As cutting each piece with a hand saw beside the stove (and in the house) every time He came across a piece of wood that was too long had become an option no longer considered efficient due to dust / noise/  and labour,  it was  decided that the logs would now be measured at the SOURCE. That is to say, the chunk would be measured right at the wood bin, and if it was too long to go into the stove it would be relegated to being 'camp' wood."


That solution worked well until it was noticed that the 'camp' wood pile was getting higher than the 'stove' wood pile and the certainty that the winter is going to be longer than the seasoned wood. 


 What to do? What to do?


This is what you do...you build a bucking horse...'bucking' wood is when you cut it into small chunks and the thing that holds the wood is called a horse...hence...a Bucking Horse.


 
 




Woe to the one who wants  wood for the winter without the wise wisdom to wonder if  one can readily wedge the wanton  wide wood into the width of the warmer .  For without this wise wisdom, more work and worry will be warranted before one has a welcome and warm hearted winter's long rest.

Tuesday, January 24, 2012

Our Days and Yesterdays

Sitting listening to Galaxy Easy Listening Music...Our Day Will Come...Antonio Rossi &His Orchestra...Yesterday Once More.

 The sun is beaming into the living room through one window and out another...no wonder birds often bump into the pane (pain) of glass.

 I find  it sort of ironic..'oxymoronishly'.. that the music entitled Our Day Will Come would be on an album entitled Yesterday Once More .

What does that exactly mean  "Our Day Will Come'?...Does it mean riches, health, happiness in grand abundance never to be lessened.... to be had into -perpetuity?  Or does it mean a day--one single day- without worry, stress,  pain or regret?  Let's hope it doesn't mean the inverse of the two, and if it does, I guess I can understand why the music would be on the album entitled  Yesterday Once More..because then Yesterday would seem a whole lot better than what it actually was if the promise of the the song title ever came true.

But, if yesterday was to come again perhaps then our regrets would be lessened and our choices would be bettered .  I think, however sad that it seems, it would more than likely leave us another opportunity to be like that bird flying into the 'windowpain' trying to get to where we are going by taking a short cut through Our Days to Come with even more  disastrous consequences.

What I do know is that this day has come..a day full of sunshine and health and a feeling of well being  As good a day as any yesterdays..and perhaps a better day than some that yet to be. 


http://www.bing.com/videos/search?q=our+day+will+come+instrumental&sk=&mid=D7723961BC9B2B858ED6D7723961BC9B2B858ED6&FORM=LKVR17#

Monday, January 23, 2012

Purses and Lipstick

Soooo...this is a blog eh?  I've heard about them, even read some..but never before have I had my own..

.Puts me in mind of when I finally was old enough to carry a purse but at the same time didn't have any money to put into it...let alone know exactly when and where one was supposed to put on the lipstick that was an obligatory part carrying a purse.
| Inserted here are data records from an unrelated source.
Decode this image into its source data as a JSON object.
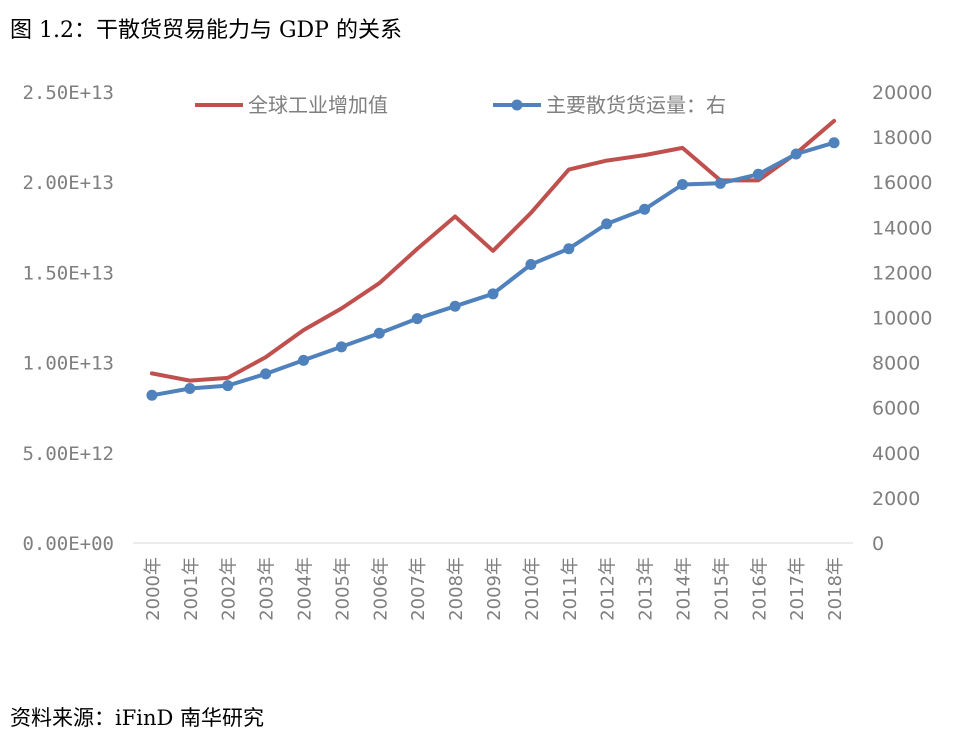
{
  "title": "图 1.2：干散货贸易能力与 GDP 的关系",
  "source": "资料来源：iFinD  南华研究",
  "colors": {
    "industry": "#c0504d",
    "bulk": "#4f81bd",
    "axis_text": "#7f7f7f"
  },
  "chart_data": {
    "type": "line",
    "categories": [
      "2000年",
      "2001年",
      "2002年",
      "2003年",
      "2004年",
      "2005年",
      "2006年",
      "2007年",
      "2008年",
      "2009年",
      "2010年",
      "2011年",
      "2012年",
      "2013年",
      "2014年",
      "2015年",
      "2016年",
      "2017年",
      "2018年"
    ],
    "left_axis": {
      "min": 0,
      "max": 25000000000000,
      "tick_labels": [
        "0.00E+00",
        "5.00E+12",
        "1.00E+13",
        "1.50E+13",
        "2.00E+13",
        "2.50E+13"
      ]
    },
    "right_axis": {
      "min": 0,
      "max": 20000,
      "tick_labels": [
        "0",
        "2000",
        "4000",
        "6000",
        "8000",
        "10000",
        "12000",
        "14000",
        "16000",
        "18000",
        "20000"
      ]
    },
    "series": [
      {
        "name": "全球工业增加值",
        "axis": "left",
        "marker": false,
        "values": [
          9400000000000.0,
          9000000000000.0,
          9150000000000.0,
          10300000000000.0,
          11800000000000.0,
          13000000000000.0,
          14400000000000.0,
          16300000000000.0,
          18100000000000.0,
          16200000000000.0,
          18300000000000.0,
          20700000000000.0,
          21200000000000.0,
          21500000000000.0,
          21900000000000.0,
          20100000000000.0,
          20100000000000.0,
          21600000000000.0,
          23400000000000.0
        ]
      },
      {
        "name": "主要散货货运量：右",
        "axis": "right",
        "marker": true,
        "values": [
          6550,
          6850,
          6980,
          7500,
          8100,
          8700,
          9300,
          9950,
          10500,
          11050,
          12350,
          13050,
          14150,
          14800,
          15900,
          15950,
          16350,
          17250,
          17750
        ]
      }
    ],
    "legend": "top",
    "grid": false
  }
}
Money and lipstick, and tissue in a purse meant being grown up--I had finally made IT in my mind..little did I know then that there is way more to money and lipstick than just being able to carry them around in a purse.  Nor had I realized how alike these two items are. 

Both can be spread around..either thick or thin with varing results.  Use too much / or too little of either of them and disaster can strike..staining and effecting your life forever..be it reputations or  relationships.
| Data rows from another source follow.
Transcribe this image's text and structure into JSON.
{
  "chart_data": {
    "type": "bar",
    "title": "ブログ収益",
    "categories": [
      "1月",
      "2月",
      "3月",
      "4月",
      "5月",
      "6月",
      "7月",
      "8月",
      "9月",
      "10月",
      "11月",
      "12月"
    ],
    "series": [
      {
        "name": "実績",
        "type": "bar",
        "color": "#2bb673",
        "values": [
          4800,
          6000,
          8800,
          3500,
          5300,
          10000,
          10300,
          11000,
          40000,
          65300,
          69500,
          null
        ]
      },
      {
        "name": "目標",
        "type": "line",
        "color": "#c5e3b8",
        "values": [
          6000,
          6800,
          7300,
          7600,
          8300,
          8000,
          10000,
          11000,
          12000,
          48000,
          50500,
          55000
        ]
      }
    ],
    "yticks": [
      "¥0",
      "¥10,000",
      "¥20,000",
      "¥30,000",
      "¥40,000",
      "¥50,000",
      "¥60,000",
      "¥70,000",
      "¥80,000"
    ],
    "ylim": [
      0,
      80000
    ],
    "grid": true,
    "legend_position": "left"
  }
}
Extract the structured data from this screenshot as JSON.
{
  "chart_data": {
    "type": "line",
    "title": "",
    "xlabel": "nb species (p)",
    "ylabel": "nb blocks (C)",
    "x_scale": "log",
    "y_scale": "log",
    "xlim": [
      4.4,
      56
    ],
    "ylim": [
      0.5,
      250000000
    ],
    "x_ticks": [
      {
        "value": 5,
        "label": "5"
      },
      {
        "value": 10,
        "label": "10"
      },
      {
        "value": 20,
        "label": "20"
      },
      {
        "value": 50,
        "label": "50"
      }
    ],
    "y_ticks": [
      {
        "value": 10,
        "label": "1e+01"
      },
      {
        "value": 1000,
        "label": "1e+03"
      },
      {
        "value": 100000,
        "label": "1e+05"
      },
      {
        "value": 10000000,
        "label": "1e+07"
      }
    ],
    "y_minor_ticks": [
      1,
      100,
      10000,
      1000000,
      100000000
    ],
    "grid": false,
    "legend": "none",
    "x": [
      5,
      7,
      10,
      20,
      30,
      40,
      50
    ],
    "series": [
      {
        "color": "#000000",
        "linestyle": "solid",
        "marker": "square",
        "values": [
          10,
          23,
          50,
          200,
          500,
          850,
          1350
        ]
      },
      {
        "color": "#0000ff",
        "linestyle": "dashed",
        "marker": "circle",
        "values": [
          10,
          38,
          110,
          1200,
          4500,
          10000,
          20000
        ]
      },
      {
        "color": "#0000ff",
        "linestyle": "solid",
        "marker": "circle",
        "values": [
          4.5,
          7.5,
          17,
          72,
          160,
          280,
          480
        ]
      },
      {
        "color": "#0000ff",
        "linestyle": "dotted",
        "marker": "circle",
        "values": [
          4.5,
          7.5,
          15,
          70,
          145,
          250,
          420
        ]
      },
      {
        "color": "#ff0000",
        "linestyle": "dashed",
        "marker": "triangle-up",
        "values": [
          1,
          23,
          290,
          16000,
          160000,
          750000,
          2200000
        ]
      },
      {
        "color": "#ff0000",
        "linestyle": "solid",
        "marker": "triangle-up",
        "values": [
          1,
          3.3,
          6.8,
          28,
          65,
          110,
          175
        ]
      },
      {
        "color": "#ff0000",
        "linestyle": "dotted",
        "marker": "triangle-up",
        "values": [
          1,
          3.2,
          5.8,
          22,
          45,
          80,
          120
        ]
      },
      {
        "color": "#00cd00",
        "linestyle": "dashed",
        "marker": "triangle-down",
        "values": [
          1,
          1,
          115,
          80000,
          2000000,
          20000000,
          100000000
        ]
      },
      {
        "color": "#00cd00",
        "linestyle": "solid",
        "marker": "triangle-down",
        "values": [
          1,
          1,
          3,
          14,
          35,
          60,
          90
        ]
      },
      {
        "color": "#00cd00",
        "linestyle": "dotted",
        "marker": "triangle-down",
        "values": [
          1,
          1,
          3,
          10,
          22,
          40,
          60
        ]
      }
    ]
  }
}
The more I think of it the rite of passage now probably isn't a purse with money and lipstick...it probably is one's first Debit card along with one of those new glossy lip pots.  Makes me wonder where people will keep their tissues after THEY have endured the trials of their modern modes of adulthood.

I lost that first beloved  purse at the theatre in Lemberg..I was about 10..(no there wasn't lipstick in it then)...hard to imagine that 'someone' hadn't found it now that I look with adult eyes at the size of  the  building.

So ...is this what a blog is supposed to be?